Nina stopped short, turned to face the vehicle, tensed her leg muscles, and held her breath. The car missed her by inches as she dove aside at the last second. She stumbled to her feet as the vehicle braked and circled around for another try.

Her strategy wasn’t going to work. She frantically tried to think of a way out of the deadly situation. She raced for the passenger side of her car and tugged at the door handle. The door swung open.

She lunged inside, fell across the front seat, and scrambled to a sitting position. Her eyes bulged and panic overtook her as the other car sped toward her head on. There was a roar, then a crash, as the vehicle swerved and rammed the passenger-side door. It closed with an explosion of shattered glass and twisted metal.

But she was unharmed.

She howled in exasperation coupled with intense fear. Her keys. She had dropped her keys when she’d lost her handbag. She squinted through the windshield and saw them, twenty feet in front of her, glinting in the soft moonlight. And off to her left, the deadly car relentlessly persisted, lined up to T-bone her vehicle on the driver side.
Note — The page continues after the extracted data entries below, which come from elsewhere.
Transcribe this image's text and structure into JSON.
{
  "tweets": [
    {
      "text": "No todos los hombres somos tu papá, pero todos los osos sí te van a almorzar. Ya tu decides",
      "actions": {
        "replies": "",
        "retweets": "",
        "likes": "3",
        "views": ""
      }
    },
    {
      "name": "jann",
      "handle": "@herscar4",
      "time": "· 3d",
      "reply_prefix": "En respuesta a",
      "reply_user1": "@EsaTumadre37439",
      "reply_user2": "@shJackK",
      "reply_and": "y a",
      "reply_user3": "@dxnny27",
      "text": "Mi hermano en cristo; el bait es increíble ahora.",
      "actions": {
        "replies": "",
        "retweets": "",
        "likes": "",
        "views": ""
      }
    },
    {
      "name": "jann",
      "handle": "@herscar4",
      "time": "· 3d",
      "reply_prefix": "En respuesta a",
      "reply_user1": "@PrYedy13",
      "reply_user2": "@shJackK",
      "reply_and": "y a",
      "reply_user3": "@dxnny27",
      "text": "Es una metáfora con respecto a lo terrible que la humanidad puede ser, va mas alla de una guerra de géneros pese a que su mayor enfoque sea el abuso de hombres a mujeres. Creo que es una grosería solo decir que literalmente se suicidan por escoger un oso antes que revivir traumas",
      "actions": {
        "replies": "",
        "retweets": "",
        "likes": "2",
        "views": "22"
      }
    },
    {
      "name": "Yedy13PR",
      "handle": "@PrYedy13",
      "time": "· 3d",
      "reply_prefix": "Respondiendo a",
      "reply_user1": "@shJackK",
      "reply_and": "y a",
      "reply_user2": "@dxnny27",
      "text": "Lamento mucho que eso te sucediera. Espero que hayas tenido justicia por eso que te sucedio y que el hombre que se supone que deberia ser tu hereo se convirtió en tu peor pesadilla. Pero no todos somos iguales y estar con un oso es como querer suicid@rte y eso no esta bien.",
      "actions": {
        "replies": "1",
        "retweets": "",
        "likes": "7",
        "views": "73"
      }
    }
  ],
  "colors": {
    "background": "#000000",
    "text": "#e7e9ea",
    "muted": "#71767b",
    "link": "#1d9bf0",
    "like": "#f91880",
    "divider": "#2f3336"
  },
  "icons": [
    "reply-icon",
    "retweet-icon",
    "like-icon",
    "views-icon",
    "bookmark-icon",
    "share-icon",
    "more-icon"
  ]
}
There was no protection, no way of starting the vehicle, and no one to help. She dove headlong through the empty window, gouging her side on a shard of glass as she scrambled to escape the death trap.

She landed hard on her shoulder and hit her head on the asphalt. She lay still a moment, stunned, trying to clear her senses and catch her breath as the attacking vehicle roared somewhere close by.
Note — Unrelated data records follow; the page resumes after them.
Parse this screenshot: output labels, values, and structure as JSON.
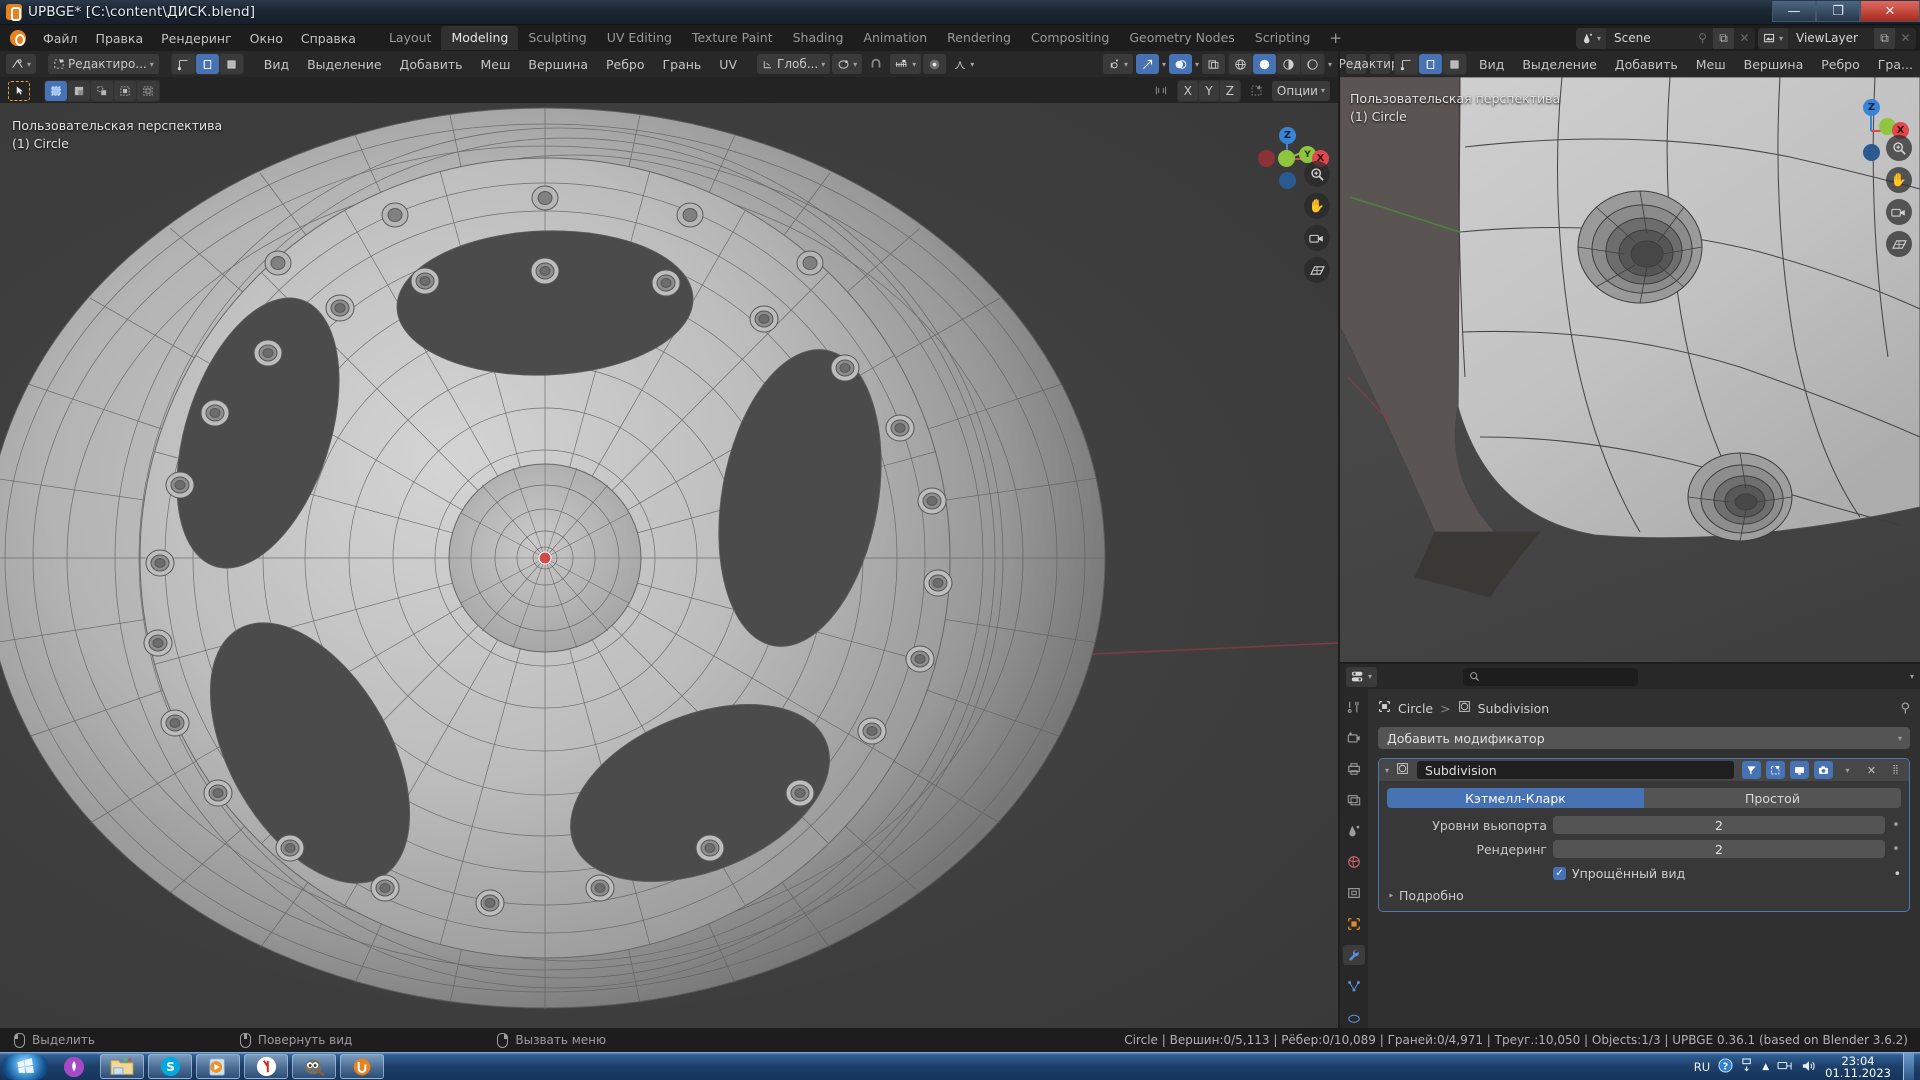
{
  "window": {
    "title": "UPBGE* [C:\\content\\ДИСК.blend]",
    "app_icon": "blender-icon",
    "buttons": {
      "minimize": "—",
      "maximize": "❐",
      "close": "✕"
    }
  },
  "topbar": {
    "menus": [
      "Файл",
      "Правка",
      "Рендеринг",
      "Окно",
      "Справка"
    ],
    "workspaces": [
      {
        "label": "Layout",
        "active": false
      },
      {
        "label": "Modeling",
        "active": true
      },
      {
        "label": "Sculpting",
        "active": false
      },
      {
        "label": "UV Editing",
        "active": false
      },
      {
        "label": "Texture Paint",
        "active": false
      },
      {
        "label": "Shading",
        "active": false
      },
      {
        "label": "Animation",
        "active": false
      },
      {
        "label": "Rendering",
        "active": false
      },
      {
        "label": "Compositing",
        "active": false
      },
      {
        "label": "Geometry Nodes",
        "active": false
      },
      {
        "label": "Scripting",
        "active": false
      }
    ],
    "add_workspace": "+",
    "scene": {
      "icon": "scene-icon",
      "value": "Scene",
      "pin": "pin-icon",
      "new": "copy-icon",
      "unlink": "✕"
    },
    "viewlayer": {
      "icon": "viewlayer-icon",
      "value": "ViewLayer",
      "new": "copy-icon",
      "unlink": "✕"
    }
  },
  "viewport_left": {
    "header": {
      "editor_type": "editor-type-3dview",
      "mode": "Редактиро...",
      "select_modes": [
        "vertex-select",
        "edge-select",
        "face-select"
      ],
      "active_select_mode": 1,
      "menus": [
        "Вид",
        "Выделение",
        "Добавить",
        "Меш",
        "Вершина",
        "Ребро",
        "Грань",
        "UV"
      ],
      "transform_orientation": "Глоб...",
      "pivot": "pivot-icon",
      "snap": "magnet-icon",
      "snap_target": "snap-increment-icon",
      "proportional": "proportional-icon",
      "falloff": "falloff-smooth-icon",
      "visibility": "visibility-icon",
      "gizmo": "gizmo-icon",
      "overlays": "overlays-icon",
      "xray": "xray-icon",
      "shading": [
        "wireframe-shading",
        "solid-shading",
        "material-shading",
        "rendered-shading"
      ],
      "active_shading": 1
    },
    "toolbar": {
      "active_tool": "tweak-tool",
      "select_modes": [
        "select-box",
        "select-circle",
        "select-lasso",
        "select-extend",
        "select-difference"
      ],
      "active_index": 0
    },
    "options_row": {
      "mirror_icon": "mirror-icon",
      "axes": [
        "X",
        "Y",
        "Z"
      ],
      "topology_mirror": "topology-mirror-icon",
      "options": "Опции"
    },
    "overlay_text": [
      "Пользовательская перспектива",
      "(1) Circle"
    ],
    "gizmo_axes": {
      "z": "Z",
      "y": "Y",
      "x": "X",
      "colors": {
        "x": "#e0474c",
        "y": "#8ec640",
        "z": "#3a84d6"
      }
    },
    "nav_buttons": [
      "zoom-icon",
      "pan-icon",
      "camera-icon",
      "ortho-persp-icon"
    ]
  },
  "viewport_right": {
    "header": {
      "editor_type": "editor-type-3dview",
      "mode": "Редактиро...",
      "menus": [
        "Вид",
        "Выделение",
        "Добавить",
        "Меш",
        "Вершина",
        "Ребро",
        "Гра..."
      ]
    },
    "overlay_text": [
      "Пользовательская перспектива",
      "(1) Circle"
    ],
    "nav_buttons": [
      "zoom-icon",
      "pan-icon",
      "camera-icon",
      "ortho-persp-icon"
    ]
  },
  "properties": {
    "editor_icon": "properties-editor-icon",
    "search_placeholder": "",
    "tabs": [
      {
        "name": "tool",
        "icon": "tool-icon",
        "active": false
      },
      {
        "name": "render",
        "icon": "render-icon",
        "active": false
      },
      {
        "name": "output",
        "icon": "printer-icon",
        "active": false
      },
      {
        "name": "view-layer",
        "icon": "images-icon",
        "active": false
      },
      {
        "name": "scene",
        "icon": "scene-cone-icon",
        "active": false
      },
      {
        "name": "world",
        "icon": "world-icon",
        "active": false
      },
      {
        "name": "collection",
        "icon": "collection-icon",
        "active": false
      },
      {
        "name": "object",
        "icon": "object-icon",
        "active": false
      },
      {
        "name": "modifiers",
        "icon": "wrench-icon",
        "active": true
      },
      {
        "name": "particles",
        "icon": "particles-icon",
        "active": false
      },
      {
        "name": "physics",
        "icon": "physics-icon",
        "active": false
      }
    ],
    "breadcrumb": [
      {
        "icon": "object-data-icon",
        "label": "Circle"
      },
      {
        "icon": "modifier-icon",
        "label": "Subdivision"
      }
    ],
    "breadcrumb_sep": ">",
    "pin_icon": "pin-icon",
    "add_modifier": "Добавить модификатор",
    "modifier": {
      "name": "Subdivision",
      "icon": "subdivision-icon",
      "expand_icon": "chevron-down-icon",
      "toggles": [
        {
          "name": "on-cage",
          "icon": "on-cage-icon",
          "on": true
        },
        {
          "name": "edit-mode-display",
          "icon": "edit-mode-icon",
          "on": true
        },
        {
          "name": "realtime-display",
          "icon": "display-icon",
          "on": true
        },
        {
          "name": "render-display",
          "icon": "camera-icon",
          "on": true
        }
      ],
      "extras_icon": "chevron-down-icon",
      "close_icon": "✕",
      "drag_icon": "::::",
      "algorithm_options": [
        {
          "label": "Кэтмелл-Кларк",
          "active": true
        },
        {
          "label": "Простой",
          "active": false
        }
      ],
      "fields": [
        {
          "label": "Уровни вьюпорта",
          "value": "2"
        },
        {
          "label": "Рендеринг",
          "value": "2"
        }
      ],
      "checkbox": {
        "label": "Упрощённый вид",
        "checked": true
      },
      "advanced": "Подробно"
    }
  },
  "statusbar": {
    "hints": [
      {
        "mouse": "left",
        "label": "Выделить"
      },
      {
        "mouse": "middle",
        "label": "Повернуть вид"
      },
      {
        "mouse": "right",
        "label": "Вызвать меню"
      }
    ],
    "stats": "Circle | Вершин:0/5,113 | Рёбер:0/10,089 | Граней:0/4,971 | Треуг.:10,050 | Objects:1/3 | UPBGE 0.36.1 (based on Blender 3.6.2)"
  },
  "taskbar": {
    "start": "windows-start-orb",
    "items": [
      {
        "name": "ubuntu-icon"
      },
      {
        "name": "file-explorer-icon"
      },
      {
        "name": "skype-icon"
      },
      {
        "name": "media-player-icon"
      },
      {
        "name": "yandex-browser-icon"
      },
      {
        "name": "gimp-icon"
      },
      {
        "name": "upbge-icon"
      }
    ],
    "tray": {
      "language": "RU",
      "help_icon": "help-icon",
      "action_center_icon": "action-center-icon",
      "show_hidden_icon": "▲",
      "network_icon": "network-icon",
      "volume_icon": "volume-icon",
      "time": "23:04",
      "date": "01.11.2023"
    }
  }
}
Her keys. She had to get her keys.

She stumbled to her feet, dazed and hurting, and staggered toward her key ring. It was her only chance. She’d dodged the vehicle once and she could do it again. She would grab her keys, make it to her car, and get as quickly and as far away as possible.

Nina raced to her keys, crouched down, and scrambled to pick them up as tires squealed behind her. She turned to face the killing machine, its headlights nearly blinding her as it roared closer. She waited, poised, and ready.

Now.

Too late. The deadly machine struck her, knocking her off her feet and tossing her to the asphalt. She landed on her back, stunned and unable to move. One leg felt broken, the other weak and useless. She attempted to think clearly, to still the panic overwhelming her senses.

Tires squealed again. An engine raced.

She struggled to sit but fell back on her elbows. As she gazed helplessly toward the oncoming vehicle, she saw her murderer’s face for the first time, illuminated by the moonlight.